这个脚本将进入公共部分类ScriptMain:...
大括号
/// <summary>
/// This verbose script identifies the most recently modified file of type fileMask
/// living in RootFolder and assigns that to a DTS level variable.
/// </summary>
public void Main()
{
string fileMask = "*.csv";
string mostRecentFile = string.Empty;
string rootFolder = string.Empty;
// Assign values from the DTS variables collection.
// This is case sensitive.
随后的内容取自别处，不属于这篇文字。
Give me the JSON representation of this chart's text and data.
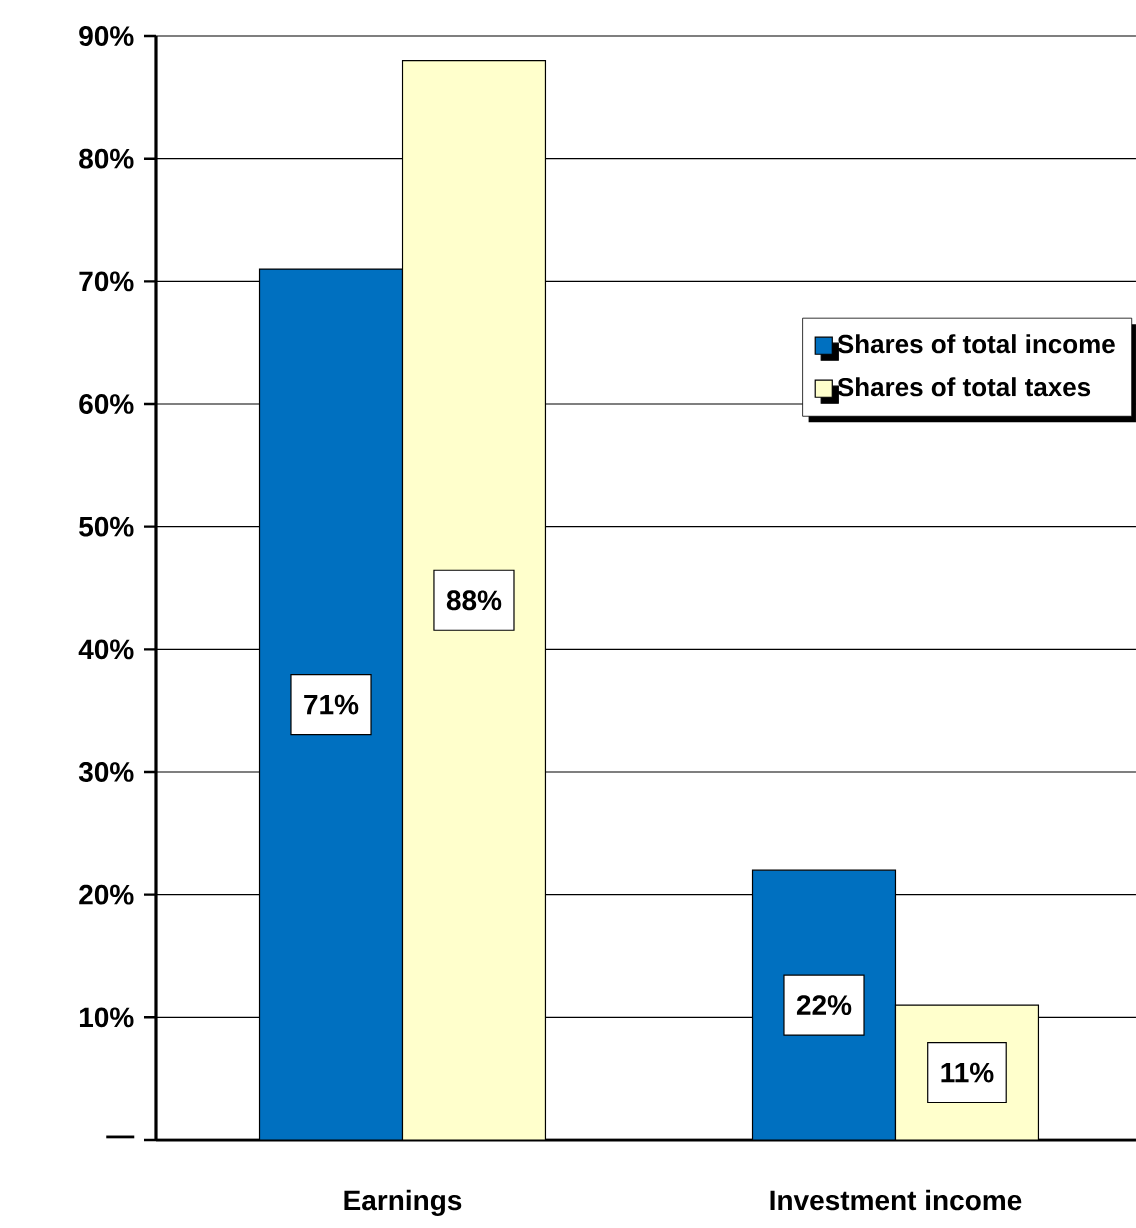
{
  "chart_data": {
    "type": "bar",
    "categories": [
      "Earnings",
      "Investment income"
    ],
    "series": [
      {
        "name": "Shares of total income",
        "color": "#0070c0",
        "values": [
          71,
          22
        ],
        "value_labels": [
          "71%",
          "22%"
        ]
      },
      {
        "name": "Shares of total taxes",
        "color": "#ffffcc",
        "values": [
          88,
          11
        ],
        "value_labels": [
          "88%",
          "11%"
        ]
      }
    ],
    "ylim": [
      0,
      90
    ],
    "yticks": [
      {
        "value": 0,
        "label": "—"
      },
      {
        "value": 10,
        "label": "10%"
      },
      {
        "value": 20,
        "label": "20%"
      },
      {
        "value": 30,
        "label": "30%"
      },
      {
        "value": 40,
        "label": "40%"
      },
      {
        "value": 50,
        "label": "50%"
      },
      {
        "value": 60,
        "label": "60%"
      },
      {
        "value": 70,
        "label": "70%"
      },
      {
        "value": 80,
        "label": "80%"
      },
      {
        "value": 90,
        "label": "90%"
      }
    ],
    "grid": "y",
    "legend": "right"
  }
}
User:: is not required
// but you must convert it from the Object type to a strong type
rootFolder = Dts.Variables["User::RootFolder"].Value.ToString();
// Repeat the above pattern to assign a value to fileMask if you wish
// to make it a more flexible approach
// Determine the most recent file, this could be null
System.IO.FileInfo candidate = ScriptMain.GetLatestFile(rootFolder, fileMask);
if (candidate != null)
{
mostRecentFile = candidate.FullName;
}
// Push the results back onto the variable
Dts.Variables["CurrentFile"].Value = mostRecentFile;
Dts.TaskResult = (int)ScriptResults.Success;
}
/// <summary>
/// Find the most recent file matching a pattern
/// </summary>
/// <param name="directoryName">Folder to begin searching in</param>
/// <param name="fileExtension">Extension to search, e.g. *.csv</param>
/// <returns></returns>
private static System.IO.FileInfo GetLatestFile(string directoryName, string fileExtension)
{
System.IO.DirectoryInfo directoryInfo = new System.IO.DirectoryInfo(directoryName);
System.IO.FileInfo mostRecent = null;
// Change the SearchOption to AllDirectories if you need to search subfolders
System.IO.FileInfo[] legacyArray = directoryInfo.GetFiles(fileExtension, System.IO.SearchOption.TopDirectoryOnly);
foreach (System.IO.FileInfo current in legacyArray)
{
if (mostRecent == null)
{
mostRecent = current;
}
if (current.LastWriteTimeUtc >= mostRecent.LastWriteTimeUtc)
{
mostRecent = current;
}
}
return mostRecent;
// To make the below code work, you'd need to edit the properties of the project
// change the TargetFramework to probably 3.5 or 4. Not sure
// Current error is the OrderByDescending doesn't exist for 2.0 framework
//return directoryInfo.GetFiles(fileExtension)
// .OrderByDescending(q => q.LastWriteTimeUtc)
// .FirstOrDefault();
}
#region ScriptResults declaration
/// <summary>
/// This enum provides a convenient shorthand within the scope of this class for setting the
/// result of the script.
///
/// This code was generated automatically.
/// </summary>
enum ScriptResults
{
Success = Microsoft.SqlServer.Dts.Runtime.DTSExecResult.Success,
Failure = Microsoft.SqlServer.Dts.Runtime.DTSExecResult.Failure
};
#endregion
}
更新连接管理器
此时,我们的脚本已为 CurrentFile 变量赋值.下一步是告诉 SSIS 我们需要使用该文件.在 CSV 的连接管理器中,您需要为 ConnectionString 设置表达式(F4 或右键单击并选择属性).您要分配的值是我们的 CurrentFile 变量,其表达方式是 @[User::CurrentFile]
最后,这些屏幕截图基于即将发布的 SQL Server 2012,因此图标可能会有所不同,但功能保持不变.
Finally, these screen shots are based on the upcoming release of SQL Server 2012 so the icons may appear different but the functionality remains the same.
这篇关于将最新的csv文件导入ssis中的sql server的文章就介绍到这了,希望我们推荐的答案对大家有所帮助,也希望大家多多支持IT屋!